Today’s math art challenge was inspired while I was perusing the excellent Power in Numbers by Talithia Williams. Her chapter on Fern Hunt indicated one of her research interests as Chaos Theory – something that always grabs kids attention, and leads to one of the more fascinating probability related math-art creations.

Dr Hunt’s main focus was in “dynamical systems and applied probability”. Nevertheless, the connection to chaos is enough to open the door for a probability lesson where you can teach about Dr. Hunt and her work before leading into the following activity.

- Draw a triangle.
- Number each corner such that rolling a die indicates them each equally. (I numbered mine with {1,2} {3,4} and {5,6} on each corner so each vertex had a 1/3 probability of being selected with a fair 6-sided die roll.)
- Place a point in the triangle randomly.
- Randomly select a vertex (I rolled a die for this) and using a ruler, mark a point exactly halfway from your original point to that vertex.
- Repeat…. MANY times.

Ideally, this is an excellent activity to do on transparency paper in a class, and then overlay everyone’s images. The end result is rather surprising. Here is what I was able to do on my own (with about 2 hours of podcasts).

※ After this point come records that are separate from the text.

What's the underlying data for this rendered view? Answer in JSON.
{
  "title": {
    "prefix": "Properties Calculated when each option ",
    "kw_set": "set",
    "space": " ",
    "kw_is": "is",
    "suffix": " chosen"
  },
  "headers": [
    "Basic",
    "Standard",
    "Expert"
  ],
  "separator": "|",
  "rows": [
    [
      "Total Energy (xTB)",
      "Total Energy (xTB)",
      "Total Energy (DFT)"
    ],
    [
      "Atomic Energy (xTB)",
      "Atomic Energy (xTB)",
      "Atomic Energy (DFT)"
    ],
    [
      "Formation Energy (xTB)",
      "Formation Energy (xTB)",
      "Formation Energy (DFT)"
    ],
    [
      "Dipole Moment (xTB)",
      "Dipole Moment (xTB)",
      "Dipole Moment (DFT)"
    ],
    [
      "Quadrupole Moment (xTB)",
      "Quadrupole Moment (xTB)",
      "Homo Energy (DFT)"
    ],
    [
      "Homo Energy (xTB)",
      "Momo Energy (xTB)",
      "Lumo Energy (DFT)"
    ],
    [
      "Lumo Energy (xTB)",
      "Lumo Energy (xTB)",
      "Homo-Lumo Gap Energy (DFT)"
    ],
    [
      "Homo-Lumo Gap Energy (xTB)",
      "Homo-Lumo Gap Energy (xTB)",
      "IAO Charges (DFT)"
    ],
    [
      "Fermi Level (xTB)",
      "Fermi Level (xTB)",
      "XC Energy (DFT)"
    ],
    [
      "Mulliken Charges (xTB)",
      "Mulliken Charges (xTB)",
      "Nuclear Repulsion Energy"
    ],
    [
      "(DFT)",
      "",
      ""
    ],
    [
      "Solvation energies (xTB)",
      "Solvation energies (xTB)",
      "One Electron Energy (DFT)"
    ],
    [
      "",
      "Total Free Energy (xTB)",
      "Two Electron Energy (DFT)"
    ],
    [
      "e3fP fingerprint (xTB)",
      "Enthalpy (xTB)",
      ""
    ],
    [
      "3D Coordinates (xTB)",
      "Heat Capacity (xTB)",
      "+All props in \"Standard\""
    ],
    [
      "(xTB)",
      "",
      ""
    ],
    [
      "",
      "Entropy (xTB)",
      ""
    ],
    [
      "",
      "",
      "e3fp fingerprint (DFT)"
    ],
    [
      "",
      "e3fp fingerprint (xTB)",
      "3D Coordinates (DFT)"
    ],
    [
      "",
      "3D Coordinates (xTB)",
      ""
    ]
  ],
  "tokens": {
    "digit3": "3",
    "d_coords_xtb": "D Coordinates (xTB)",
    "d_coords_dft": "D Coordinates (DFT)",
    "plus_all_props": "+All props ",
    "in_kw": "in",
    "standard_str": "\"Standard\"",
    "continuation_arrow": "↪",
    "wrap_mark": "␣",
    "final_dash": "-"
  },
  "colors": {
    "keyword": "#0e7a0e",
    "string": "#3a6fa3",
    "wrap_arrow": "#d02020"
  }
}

Simply because it takes a long time for the image to resolve itself if you’re doing this by hand, this may be a good one to try to code (not a current skill set of mine). This numberphile video does a nice job explaining and unpacking the chaos game, but if you start it where I have tagged it below (3:10) you can see the form taking shape:

Questions you might ask yourself or students participating in this:

- Can you predict the shape that will form?
- Were you surprised by what appeared?
- What is surprising and what may
*not*be surprising about the final image?

- What is surprising and what may
- How is “chaos” apparent here or not?
- What about the “rules” for creating this imposed structure here?
- How might you alter the rules to get different results? (The wikipedia page actually explores some neat answers to that.)
- What do you imagine are actual applications for “applied probability”?
- What do you notice or wonder about the accuracy of by hand (mine above or yours created) and computer generated images? Is there a boon to one over the other? When may “by hand” be more useful? What about “computer generated”?